As a publisher, we are committed to providing quality books. We want these books to tell unique stories. We hope to sell enough books to keep making more of them. In addition, we made social commitments at the founding of our company. These social commitments can tell you more about who we are and what we represent.
Our social commitments help us contribute to a better, more just world. Publicly sharing these social commitments is meant to keep us accountable.
Our mission is to publish stories that tell a variety of narratives that help children think critically about the world they want to create out of the world that already exists.Mark, Founder of Sugarfree Books
These are the social commitments of our company:
- To listen to voices often excluded from dialogues or silenced by the dominant majority
- To ask children to think critically and share their ideas
- To give from our profits to meaningful action groups that strive to enact progressive ideals
We will be honest about our projects, failures, and hopes for the future.
We will put people first. We want to live our values. We strive to connect with others through dialogue.
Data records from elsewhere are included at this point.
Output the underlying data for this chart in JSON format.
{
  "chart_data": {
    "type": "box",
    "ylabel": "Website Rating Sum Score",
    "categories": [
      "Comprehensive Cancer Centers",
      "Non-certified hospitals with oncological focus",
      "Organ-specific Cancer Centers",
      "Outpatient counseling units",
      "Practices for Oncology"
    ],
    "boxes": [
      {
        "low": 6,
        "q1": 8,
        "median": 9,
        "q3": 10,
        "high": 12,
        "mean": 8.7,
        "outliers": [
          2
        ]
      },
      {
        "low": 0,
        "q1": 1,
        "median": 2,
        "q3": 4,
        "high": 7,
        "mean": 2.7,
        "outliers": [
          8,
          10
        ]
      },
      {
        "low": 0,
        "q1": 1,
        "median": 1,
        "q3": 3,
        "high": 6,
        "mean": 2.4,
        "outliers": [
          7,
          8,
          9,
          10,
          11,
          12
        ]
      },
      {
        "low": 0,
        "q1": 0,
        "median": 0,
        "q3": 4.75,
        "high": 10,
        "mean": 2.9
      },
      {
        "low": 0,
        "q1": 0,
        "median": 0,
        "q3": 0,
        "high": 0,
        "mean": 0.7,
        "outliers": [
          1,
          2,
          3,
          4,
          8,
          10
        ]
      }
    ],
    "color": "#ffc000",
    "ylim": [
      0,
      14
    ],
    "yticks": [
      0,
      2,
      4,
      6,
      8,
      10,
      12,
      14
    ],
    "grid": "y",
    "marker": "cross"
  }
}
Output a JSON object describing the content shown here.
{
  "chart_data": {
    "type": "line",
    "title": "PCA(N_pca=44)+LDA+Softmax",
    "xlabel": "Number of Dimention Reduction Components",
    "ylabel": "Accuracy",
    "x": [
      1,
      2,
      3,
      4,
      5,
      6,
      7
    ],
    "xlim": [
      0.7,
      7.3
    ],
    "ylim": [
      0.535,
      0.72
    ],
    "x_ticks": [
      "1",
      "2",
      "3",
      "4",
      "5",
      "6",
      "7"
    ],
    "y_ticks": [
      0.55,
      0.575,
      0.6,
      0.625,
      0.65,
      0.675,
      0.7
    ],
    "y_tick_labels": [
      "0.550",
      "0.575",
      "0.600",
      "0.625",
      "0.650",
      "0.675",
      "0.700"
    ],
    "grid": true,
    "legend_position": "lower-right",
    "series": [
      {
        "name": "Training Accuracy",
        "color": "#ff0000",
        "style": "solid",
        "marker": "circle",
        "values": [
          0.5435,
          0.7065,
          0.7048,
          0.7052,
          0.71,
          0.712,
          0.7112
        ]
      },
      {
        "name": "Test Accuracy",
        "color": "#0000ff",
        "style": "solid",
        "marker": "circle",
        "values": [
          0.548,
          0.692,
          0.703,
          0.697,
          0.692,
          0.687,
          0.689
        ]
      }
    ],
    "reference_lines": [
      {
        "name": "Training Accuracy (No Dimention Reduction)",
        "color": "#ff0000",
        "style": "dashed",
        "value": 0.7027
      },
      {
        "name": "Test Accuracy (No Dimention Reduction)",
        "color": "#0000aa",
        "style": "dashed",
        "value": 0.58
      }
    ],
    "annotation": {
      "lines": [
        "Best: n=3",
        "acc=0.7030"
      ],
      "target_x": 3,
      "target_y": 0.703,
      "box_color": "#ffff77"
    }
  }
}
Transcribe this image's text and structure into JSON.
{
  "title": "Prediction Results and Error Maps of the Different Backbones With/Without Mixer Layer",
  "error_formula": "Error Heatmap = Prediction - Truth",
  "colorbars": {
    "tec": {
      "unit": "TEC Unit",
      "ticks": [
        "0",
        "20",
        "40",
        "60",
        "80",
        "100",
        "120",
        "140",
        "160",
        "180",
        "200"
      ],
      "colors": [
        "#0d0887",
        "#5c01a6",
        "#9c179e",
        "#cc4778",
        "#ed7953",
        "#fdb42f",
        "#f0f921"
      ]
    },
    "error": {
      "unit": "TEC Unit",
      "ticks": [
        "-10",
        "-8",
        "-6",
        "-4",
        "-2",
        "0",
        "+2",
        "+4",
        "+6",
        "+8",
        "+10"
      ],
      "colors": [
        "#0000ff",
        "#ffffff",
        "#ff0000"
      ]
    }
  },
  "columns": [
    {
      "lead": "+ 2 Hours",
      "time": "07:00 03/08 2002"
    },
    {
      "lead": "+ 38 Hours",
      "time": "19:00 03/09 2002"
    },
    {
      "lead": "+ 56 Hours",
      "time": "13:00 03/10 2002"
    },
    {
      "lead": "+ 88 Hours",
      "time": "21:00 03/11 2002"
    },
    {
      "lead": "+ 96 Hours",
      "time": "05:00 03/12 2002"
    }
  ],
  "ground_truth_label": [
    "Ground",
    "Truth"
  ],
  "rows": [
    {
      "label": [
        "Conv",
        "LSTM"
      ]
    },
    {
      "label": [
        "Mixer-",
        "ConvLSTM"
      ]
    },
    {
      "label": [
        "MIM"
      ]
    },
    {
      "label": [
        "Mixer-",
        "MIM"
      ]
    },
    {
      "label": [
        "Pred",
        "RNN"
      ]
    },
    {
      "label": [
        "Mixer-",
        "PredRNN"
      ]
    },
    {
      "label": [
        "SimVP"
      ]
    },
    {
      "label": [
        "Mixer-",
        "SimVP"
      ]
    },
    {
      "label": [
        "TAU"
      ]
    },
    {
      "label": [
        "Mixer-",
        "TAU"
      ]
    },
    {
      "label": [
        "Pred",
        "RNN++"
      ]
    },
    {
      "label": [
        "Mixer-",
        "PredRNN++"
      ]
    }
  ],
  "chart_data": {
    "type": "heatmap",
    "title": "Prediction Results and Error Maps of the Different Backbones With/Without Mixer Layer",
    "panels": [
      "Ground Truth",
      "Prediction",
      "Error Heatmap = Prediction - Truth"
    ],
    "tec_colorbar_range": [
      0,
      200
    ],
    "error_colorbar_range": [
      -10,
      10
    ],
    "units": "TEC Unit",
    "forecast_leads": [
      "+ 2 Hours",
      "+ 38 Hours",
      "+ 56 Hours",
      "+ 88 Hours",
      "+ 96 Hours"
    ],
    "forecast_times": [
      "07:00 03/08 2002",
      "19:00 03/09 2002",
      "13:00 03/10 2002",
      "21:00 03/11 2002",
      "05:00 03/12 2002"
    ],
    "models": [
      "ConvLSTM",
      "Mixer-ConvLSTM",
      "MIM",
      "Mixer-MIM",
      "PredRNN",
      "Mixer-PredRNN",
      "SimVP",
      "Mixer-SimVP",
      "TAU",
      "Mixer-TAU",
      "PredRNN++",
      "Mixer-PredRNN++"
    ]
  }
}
We will donate to causes and groups that embody a shared sense of purpose. If we get enough momentum, we’ll register as a non-profit.
With community in mind, we’d like to also shout out our good friends in other content-producing ventures:
Please check out the brilliant podcast that thrives in the absurdity of human existence: Expatriate Act.
Equity and Variety
We will be a publisher of narratives from people traditionally underrepresented in publishing. We hope to operate according to values, like those established by the National Equity Project.
Still in our infancy, we have a limited budget to take on new authors and illustrators so we have been working within a more narrow network than we imagine for our future. As a result, we are not yet representing as wide a range of voices as we want. We also plan to form an advisory board that will include a range of perspectives once we establish our presence.
Contributors to our company thus far: over 60% identify as women; more than 1/3 people of color; half were born outside the U.S.
Picture books can cost quite a bit and thus become untenable for caregivers attempting to establish a home library. As long as it is fiscally viable, our books will cost $10 or less.